保育士や教員など、こどもに関わる仕事への就職にあたり、その人に性犯罪歴がないことを証明するシステム「日本版DBS(Disclosure and Barring Service)」の制度創設に向けて、小倉将信こども政策担当相は6月16日の閣議後会見で、有識者会議を設置し、6月中に初会合を開くことを発表した。有識者会議の議論を踏まえ、今秋の臨時国会を含む、次の国会での法案提出を目指す。
「日本版DBS」は、2021年12月に閣議決定された「こども政策の新たな推進体制に関する基本方針」で、導入に向けて検討を進めるとされ、こども家庭庁でも検討チームを設置。法的な課題の論点整理や証明のための手続き・システムについて、具体化に向けた議論を行うため、新たに「こども関連業務従事者の性犯罪歴等確認の仕組みに関する有識者会議」の設置を決めた。
構成員は現在調整中で、憲法や労働法などの法律やこども家庭福祉、児童心理の専門家に加え、地方団体や保護者などが想定されている。有識者会議として「日本版DBS」の制度設計に関し、留意点などを明らかにする予定。

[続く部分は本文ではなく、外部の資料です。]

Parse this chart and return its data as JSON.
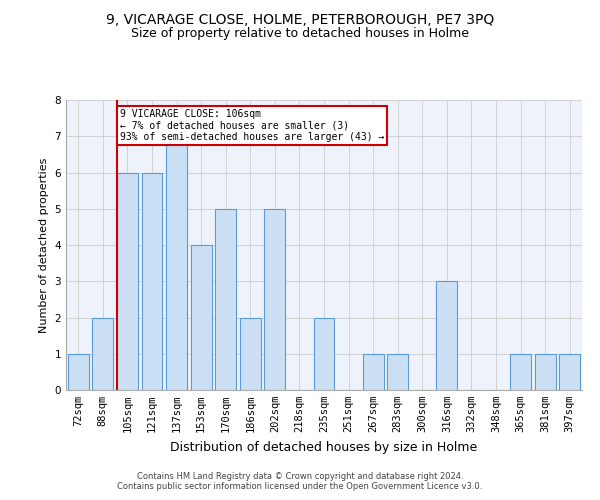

小倉担当相は閣議後会見で「日本版DBS」の実現に向けた課題について、「職業選択の自由やプライバシー権との関係を含む法的論点の整理をどうしていくかや、あるいは証明のための具体的な手続きやシステムの在り方等についてどうすべきか、これが非常に大きな論点になるのではないか」との認識を示し、「今後、関係者、有識者の意見をうかがいながら、丁寧に議論を進めていく必要があるが、可能であれば(秋の臨時国会を含む)次の国会での法案提出を目指して検討を進めていく」と述べた。